War Picture Library was a British 64-page Pocket library war comic title published by Amalgamated Press/Fleetway (now owned by IPC Magazines) for 2103 issues. Each issue featured a complete story, beginning in 1 September 1958 with "Fight Back to Dunkirk" and finishing 26 years later with "Wings of the Fleet" (3 December 1984).[1]

 

Companion titles Air Ace Picture Library

 

Publication history

 

Launched in September, 1958, the Amalgamated Press/Fleetway title War Picture Library was one of the earliest (arguably the earliest[2]) "pocket library" titles, and in particular one of the first to feature stories set during World War II. Comprising 64-pages, the tales were, according to Steve Holland "page turner of the first order, a shilling shocker that grabbed [the] attention" of a — primarily — young audience.[3] Written and illustrated, at least in early years, "by creators who had lived through the war themselves, many on the front line," War Picture Library was able to show clearly to its target audience "what [the reader's] fathers and uncles had been through in combat."[3] War Picture Library brought the Second World War to life "n all its grim glory," according to writer and editor Steve Holland.[2]

 

The stories were not limited to tales of combat, some set in "the bomb-torn streets of London during the blitz," although the bulk of the stories released several times a month[4] for over two thousand issues were set in all fields of combat.[3] Crucially, reflecting the cultural shifts in popular fiction, the war stories did not always feature "a heroic journey," nor yet were all characters automatically "gung-ho" stereotypes: "[a] diversity of characters," human emotion and even some considerable sympathy for 'the enemy' was not out-of-place in some tales.[3]

 

“ . . . cowards and glory seekers could be found in some episodes; spies and traitors rubbed shoulders with our staunchly loyal heroes in others. Neither were all of the stories purely about killing the enemy; some of them were dedicated to saving lives even in the midst of the carnage of war.[3] ”

 

Running until late 1984, "War Picture Library was a monthly window into a six-year global storm that affected every family in Britain."[3] The first-hand knowledge of many of its creators also enabled the stories to ring true, and disclose - in sometimes simplified, and always fictionalised terms - the truth behind the stories told in history books.

 

“ "[The stories] helped the two generations of children that grew up following VE Day make sense of the catastrophic consequences of war and the sacrifices that were made."[3]

 

Creators

 

Uncredited from the start, as were the vast majority of comic books written and drawn in the late 1950s and early 1960s, War Picture Library continued the trend of UK-based comics publishers such as D. C. Thomson and publisher Fleetway in continuing not to credit on-page the names of its creators.

 

Many names - and before them, styles - became familiar to UK comics readers, however, and still more names have been documented over recent years.
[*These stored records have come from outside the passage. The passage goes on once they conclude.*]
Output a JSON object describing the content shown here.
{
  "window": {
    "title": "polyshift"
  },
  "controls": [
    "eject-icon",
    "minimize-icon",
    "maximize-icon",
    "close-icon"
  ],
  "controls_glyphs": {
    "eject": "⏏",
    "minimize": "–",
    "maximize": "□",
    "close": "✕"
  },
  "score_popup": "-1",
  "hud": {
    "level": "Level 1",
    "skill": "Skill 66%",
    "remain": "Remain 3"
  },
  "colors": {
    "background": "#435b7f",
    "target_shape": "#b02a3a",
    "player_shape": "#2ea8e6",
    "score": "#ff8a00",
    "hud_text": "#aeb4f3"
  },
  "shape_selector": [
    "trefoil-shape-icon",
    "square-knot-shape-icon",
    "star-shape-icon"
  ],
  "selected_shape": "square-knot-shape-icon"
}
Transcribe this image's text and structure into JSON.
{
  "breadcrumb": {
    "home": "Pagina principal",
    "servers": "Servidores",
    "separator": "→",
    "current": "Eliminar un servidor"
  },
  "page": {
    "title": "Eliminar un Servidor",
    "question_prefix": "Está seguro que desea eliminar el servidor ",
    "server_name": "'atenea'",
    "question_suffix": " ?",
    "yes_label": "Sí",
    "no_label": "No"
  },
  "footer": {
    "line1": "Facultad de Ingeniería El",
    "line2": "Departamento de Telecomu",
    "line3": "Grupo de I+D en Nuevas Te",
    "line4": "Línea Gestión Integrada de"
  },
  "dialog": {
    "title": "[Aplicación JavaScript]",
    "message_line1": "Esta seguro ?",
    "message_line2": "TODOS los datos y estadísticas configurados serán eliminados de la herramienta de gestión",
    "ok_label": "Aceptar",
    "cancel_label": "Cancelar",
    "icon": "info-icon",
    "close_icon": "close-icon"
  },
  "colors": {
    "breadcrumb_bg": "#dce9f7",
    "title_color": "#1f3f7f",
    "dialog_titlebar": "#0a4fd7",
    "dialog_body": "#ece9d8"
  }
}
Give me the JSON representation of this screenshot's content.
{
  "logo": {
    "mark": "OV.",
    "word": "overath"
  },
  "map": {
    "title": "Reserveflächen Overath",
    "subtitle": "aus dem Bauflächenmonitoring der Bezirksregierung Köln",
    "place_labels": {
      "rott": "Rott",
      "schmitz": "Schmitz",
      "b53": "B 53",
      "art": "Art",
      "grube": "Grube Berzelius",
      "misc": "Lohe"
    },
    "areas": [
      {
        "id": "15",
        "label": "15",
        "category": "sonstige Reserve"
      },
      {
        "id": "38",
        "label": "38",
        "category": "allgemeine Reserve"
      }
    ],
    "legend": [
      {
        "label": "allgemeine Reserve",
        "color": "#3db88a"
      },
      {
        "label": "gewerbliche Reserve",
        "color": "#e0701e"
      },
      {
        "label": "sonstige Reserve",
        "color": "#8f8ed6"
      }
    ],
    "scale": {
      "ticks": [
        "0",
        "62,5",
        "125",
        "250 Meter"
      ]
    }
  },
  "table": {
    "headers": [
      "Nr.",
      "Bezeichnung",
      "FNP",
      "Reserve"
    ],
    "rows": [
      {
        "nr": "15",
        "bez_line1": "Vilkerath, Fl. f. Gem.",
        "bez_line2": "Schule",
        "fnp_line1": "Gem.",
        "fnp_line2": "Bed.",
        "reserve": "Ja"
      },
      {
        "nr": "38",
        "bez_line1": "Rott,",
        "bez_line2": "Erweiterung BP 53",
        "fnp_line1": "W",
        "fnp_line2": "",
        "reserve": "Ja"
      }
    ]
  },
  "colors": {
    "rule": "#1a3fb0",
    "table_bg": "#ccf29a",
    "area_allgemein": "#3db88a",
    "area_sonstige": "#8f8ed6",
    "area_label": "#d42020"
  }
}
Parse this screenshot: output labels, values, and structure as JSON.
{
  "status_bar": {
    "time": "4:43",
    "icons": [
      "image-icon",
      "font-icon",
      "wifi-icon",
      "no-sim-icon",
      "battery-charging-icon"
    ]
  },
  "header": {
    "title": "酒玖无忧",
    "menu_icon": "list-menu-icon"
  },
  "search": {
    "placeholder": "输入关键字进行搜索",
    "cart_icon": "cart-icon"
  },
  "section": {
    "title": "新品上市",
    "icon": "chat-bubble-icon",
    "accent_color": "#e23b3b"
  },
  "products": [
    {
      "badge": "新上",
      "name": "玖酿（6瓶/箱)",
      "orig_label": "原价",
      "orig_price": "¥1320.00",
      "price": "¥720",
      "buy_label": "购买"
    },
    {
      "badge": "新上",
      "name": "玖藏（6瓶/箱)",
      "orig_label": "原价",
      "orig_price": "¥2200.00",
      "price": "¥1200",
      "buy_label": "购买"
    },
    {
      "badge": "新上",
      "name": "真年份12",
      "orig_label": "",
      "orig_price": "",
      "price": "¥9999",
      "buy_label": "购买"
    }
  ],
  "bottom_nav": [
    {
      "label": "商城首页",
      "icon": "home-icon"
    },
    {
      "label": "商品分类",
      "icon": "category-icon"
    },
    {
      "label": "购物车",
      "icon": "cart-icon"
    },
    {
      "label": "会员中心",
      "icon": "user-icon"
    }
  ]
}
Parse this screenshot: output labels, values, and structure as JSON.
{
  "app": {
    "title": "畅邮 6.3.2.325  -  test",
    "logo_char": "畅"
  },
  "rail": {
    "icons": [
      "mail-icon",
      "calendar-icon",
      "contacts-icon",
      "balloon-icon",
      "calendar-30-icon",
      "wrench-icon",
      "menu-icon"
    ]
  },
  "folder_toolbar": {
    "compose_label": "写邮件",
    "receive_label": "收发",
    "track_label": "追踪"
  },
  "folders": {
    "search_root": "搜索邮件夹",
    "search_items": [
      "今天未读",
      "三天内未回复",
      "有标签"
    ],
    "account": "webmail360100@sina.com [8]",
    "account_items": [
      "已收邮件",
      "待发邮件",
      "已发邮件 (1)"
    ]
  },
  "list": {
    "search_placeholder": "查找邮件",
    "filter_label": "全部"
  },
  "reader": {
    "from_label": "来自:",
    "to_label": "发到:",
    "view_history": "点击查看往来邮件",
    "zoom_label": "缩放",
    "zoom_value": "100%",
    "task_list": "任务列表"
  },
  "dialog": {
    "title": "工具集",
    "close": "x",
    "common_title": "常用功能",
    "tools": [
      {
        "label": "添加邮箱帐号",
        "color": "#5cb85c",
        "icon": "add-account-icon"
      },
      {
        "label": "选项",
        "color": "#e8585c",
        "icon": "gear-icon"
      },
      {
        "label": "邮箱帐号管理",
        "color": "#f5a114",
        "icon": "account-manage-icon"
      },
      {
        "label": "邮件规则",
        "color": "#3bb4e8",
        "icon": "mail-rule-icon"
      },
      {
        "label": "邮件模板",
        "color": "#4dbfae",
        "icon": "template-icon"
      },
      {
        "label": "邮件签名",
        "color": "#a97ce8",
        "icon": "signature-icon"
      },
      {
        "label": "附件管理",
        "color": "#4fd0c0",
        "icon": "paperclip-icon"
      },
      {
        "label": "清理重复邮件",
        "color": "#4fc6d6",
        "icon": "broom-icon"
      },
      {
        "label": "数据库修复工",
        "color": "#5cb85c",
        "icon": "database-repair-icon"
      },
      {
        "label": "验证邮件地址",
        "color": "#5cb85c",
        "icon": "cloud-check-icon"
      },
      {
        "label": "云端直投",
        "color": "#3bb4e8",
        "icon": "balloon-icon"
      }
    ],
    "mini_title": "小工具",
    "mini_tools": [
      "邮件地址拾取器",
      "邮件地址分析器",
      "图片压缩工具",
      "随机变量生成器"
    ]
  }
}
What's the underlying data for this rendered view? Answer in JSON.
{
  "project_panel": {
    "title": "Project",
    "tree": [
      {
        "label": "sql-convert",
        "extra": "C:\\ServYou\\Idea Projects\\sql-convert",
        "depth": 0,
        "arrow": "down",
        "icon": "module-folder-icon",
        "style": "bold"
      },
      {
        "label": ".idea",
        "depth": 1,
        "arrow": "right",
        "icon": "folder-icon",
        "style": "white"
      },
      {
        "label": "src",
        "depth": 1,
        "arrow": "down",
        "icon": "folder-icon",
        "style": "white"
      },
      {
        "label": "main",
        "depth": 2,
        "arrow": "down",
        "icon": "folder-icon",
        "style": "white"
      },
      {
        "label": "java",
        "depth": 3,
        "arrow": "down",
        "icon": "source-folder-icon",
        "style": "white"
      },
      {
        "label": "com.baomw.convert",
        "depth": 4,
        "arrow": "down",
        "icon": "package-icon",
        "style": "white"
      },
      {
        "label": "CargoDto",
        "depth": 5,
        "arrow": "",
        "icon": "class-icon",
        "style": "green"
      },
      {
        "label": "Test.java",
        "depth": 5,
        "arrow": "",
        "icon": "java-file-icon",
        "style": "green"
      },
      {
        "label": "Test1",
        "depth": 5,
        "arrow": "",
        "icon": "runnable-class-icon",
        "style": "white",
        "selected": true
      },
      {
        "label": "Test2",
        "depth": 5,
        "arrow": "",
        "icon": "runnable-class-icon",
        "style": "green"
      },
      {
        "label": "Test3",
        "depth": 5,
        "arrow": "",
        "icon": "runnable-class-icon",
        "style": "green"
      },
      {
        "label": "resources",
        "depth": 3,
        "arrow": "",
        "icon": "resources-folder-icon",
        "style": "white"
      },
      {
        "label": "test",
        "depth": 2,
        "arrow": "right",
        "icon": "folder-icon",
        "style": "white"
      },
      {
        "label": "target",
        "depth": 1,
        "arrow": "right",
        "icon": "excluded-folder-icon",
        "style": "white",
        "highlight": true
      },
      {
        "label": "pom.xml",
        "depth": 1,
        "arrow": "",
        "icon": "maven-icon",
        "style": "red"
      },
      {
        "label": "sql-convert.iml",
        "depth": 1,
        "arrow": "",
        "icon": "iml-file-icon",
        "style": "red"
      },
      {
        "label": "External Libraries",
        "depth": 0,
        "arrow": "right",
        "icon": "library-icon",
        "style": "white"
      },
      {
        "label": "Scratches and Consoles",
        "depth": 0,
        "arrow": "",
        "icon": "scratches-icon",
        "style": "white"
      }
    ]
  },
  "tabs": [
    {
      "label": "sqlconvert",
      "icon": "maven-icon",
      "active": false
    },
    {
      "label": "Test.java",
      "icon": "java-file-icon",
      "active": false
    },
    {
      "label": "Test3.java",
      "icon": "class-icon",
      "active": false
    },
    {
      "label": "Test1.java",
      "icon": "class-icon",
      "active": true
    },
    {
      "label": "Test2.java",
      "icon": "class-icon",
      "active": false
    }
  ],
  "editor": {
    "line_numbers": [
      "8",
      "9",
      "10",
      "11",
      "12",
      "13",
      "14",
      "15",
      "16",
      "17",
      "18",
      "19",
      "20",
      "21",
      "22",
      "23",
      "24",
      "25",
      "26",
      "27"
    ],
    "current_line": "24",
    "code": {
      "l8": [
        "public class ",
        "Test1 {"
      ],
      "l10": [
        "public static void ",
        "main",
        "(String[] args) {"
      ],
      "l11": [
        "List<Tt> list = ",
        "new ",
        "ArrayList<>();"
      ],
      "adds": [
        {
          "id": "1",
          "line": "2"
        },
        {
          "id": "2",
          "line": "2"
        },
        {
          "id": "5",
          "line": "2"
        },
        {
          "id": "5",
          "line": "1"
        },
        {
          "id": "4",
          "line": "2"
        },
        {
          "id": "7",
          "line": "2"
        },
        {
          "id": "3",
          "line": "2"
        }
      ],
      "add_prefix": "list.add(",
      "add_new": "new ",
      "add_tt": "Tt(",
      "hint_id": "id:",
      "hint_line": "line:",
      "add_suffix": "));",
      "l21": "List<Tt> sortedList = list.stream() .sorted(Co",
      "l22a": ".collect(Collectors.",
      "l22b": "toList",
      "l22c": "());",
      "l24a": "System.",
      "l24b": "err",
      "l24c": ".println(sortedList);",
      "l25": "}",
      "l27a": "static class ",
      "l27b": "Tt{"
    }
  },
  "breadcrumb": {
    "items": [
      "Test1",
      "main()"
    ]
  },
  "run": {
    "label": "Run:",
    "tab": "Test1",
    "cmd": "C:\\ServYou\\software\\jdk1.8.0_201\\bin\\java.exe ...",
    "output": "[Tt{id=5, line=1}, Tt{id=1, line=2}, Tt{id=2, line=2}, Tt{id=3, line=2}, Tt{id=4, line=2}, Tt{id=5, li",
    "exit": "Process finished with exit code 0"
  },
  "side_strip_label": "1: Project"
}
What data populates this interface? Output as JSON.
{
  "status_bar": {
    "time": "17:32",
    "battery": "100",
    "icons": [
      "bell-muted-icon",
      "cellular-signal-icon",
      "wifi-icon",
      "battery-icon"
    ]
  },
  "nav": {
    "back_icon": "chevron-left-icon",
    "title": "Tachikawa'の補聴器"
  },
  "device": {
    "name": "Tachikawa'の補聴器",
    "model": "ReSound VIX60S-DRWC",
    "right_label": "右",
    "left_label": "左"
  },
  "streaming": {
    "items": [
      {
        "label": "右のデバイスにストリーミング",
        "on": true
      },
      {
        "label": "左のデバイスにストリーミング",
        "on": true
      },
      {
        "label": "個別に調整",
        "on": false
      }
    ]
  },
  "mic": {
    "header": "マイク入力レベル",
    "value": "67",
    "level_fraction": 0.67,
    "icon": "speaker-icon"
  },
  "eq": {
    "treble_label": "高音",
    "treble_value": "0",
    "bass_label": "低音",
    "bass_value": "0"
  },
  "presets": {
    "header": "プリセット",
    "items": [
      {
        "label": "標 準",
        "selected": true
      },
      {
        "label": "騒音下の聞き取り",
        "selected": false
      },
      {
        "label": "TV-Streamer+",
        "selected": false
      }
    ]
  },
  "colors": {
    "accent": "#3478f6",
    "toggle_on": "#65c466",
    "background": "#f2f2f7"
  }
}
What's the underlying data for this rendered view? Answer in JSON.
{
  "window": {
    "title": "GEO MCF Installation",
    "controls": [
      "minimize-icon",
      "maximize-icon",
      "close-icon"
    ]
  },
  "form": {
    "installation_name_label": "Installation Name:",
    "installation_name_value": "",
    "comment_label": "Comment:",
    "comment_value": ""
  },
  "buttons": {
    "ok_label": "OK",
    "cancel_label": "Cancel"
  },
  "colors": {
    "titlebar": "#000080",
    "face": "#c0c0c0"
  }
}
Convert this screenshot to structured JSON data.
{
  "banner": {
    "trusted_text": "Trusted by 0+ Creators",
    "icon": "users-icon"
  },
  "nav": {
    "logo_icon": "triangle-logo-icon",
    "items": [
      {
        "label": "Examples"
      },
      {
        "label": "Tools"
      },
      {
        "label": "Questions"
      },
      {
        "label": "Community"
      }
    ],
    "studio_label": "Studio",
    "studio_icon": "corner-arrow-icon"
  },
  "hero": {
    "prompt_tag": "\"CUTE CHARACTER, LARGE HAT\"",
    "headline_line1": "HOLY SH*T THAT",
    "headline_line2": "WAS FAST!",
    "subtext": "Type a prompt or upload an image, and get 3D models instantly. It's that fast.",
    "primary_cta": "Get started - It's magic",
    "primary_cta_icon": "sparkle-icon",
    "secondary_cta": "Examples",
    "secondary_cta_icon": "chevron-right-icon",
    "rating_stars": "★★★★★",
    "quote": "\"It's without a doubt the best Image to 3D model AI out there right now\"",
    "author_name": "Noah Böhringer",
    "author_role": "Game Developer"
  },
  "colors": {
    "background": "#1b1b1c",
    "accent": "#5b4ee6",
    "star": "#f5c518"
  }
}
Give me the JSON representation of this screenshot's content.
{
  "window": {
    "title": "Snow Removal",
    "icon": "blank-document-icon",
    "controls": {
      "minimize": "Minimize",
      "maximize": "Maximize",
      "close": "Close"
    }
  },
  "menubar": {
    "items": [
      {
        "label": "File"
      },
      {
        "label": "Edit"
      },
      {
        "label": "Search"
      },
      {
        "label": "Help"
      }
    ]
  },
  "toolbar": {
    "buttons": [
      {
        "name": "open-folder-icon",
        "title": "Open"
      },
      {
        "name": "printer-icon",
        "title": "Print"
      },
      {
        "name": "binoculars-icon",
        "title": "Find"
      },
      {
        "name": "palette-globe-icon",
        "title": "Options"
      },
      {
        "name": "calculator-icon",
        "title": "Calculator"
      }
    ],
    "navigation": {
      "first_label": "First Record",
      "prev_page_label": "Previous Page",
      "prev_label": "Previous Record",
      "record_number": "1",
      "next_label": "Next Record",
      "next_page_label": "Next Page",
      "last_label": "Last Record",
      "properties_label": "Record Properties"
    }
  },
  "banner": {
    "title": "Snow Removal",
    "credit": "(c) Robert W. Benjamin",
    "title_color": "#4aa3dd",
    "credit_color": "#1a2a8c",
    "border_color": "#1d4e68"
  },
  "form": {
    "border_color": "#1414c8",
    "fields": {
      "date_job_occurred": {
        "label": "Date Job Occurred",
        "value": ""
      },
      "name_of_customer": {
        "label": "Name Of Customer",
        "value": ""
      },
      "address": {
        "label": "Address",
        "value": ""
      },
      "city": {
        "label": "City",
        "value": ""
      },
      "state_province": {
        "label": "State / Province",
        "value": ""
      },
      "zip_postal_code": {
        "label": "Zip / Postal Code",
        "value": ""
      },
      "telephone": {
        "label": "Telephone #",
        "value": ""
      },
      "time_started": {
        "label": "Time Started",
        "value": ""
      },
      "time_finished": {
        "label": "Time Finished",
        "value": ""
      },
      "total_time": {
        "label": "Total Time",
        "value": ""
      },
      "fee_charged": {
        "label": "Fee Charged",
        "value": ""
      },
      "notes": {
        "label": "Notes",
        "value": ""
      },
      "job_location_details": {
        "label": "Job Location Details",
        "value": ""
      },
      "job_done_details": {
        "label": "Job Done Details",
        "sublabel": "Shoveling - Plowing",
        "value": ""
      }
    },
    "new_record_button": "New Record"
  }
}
Contributors to War Picture Library included artists such as Giorgio Trevisan, Harry Farrugia, George Heath, Nevio Zeccara, Annibale Casabianca, F. Solano López, Juan Gonzalez Alacreu, Jose Ortiz, Ramon de la Fuente, Jorge Moliterni, Renzo Calegari, Luis Ramos, Gino D'Antonio and Hugo Pratt.[2][5]

 

Writers are often harder to identify, but among those identified by Steve Holland (et al.) are Donne Avenell, Ian Kellie, Douglas Leach, Willie Patterson, Alf Wallace, David Satherley, Roger P. Clegg, A. Carney Allen and S & J Thomas

 

Hallmarks

 

War Picture Library was among the first war comic to use real dates, places, settings, battles and (occasionally) battalions to more accurately place the stories in the historical action, even if the stories themselves were fictional. This came about largely because so many of the (early) writers and artists had actually fought in the battles they wrote about and drew. Steve Holland cites the example of G. R. Parvin, a "relatively minor contributor to the war libraries," who "was captured [during WWII] and made a P.O.W. by the Japanese."[6] Parvin's story is told in the autobiographical Yasumai! (Digit Books, 1958), and "[a]t least one[7]" of his contributions to War Picture Library (as well as Battle Picture Library) "was set around the Railroad of Death in Burma."[6]

 

As with most war picture libraries, the equipment was accurately depicted in addition to the settings, although unlike some, War Picture Library was not averse to making central characters out of individuals usually associated with relatively minor overall roles. The often-realistic writing even downplayed the differences between the sides, treating some German frontline soldiers as - like the British - discrete individuals caught up in their wartime role, who were not wholly evil and did not always wish to fight, as wartime propaganda so often suggested.[8] Nevertheless, due in part to the ultimately patriotic nature of many of the stories, and the time in which some were created, some racist steretyping occasionally crept in.

 

Stories of self-sacrifice, such as that of Captain John Locke in "The Valley of Death" (War Picture Library #120 (Nov 1961), art by Jose Ortiz) were not uncommon, and were frequently depicted as serving a greater good and having a large, wider impact on the course of the war (in Locke's case, Operation Broadway).[9] Some tales would also provide a certain amount of levity, and even slapstick comedy, such as the mildly farcical tale of Corporal Tagg in the Donne Avenell-penned "Snarl of Battle" (War Picture Library #162 (Sep 1962), art by Ramon de la Fuente), which also highlighted very serious issues including the often stark discrepancies between the men who engaged in action and those who took (or were given) the credit.[8]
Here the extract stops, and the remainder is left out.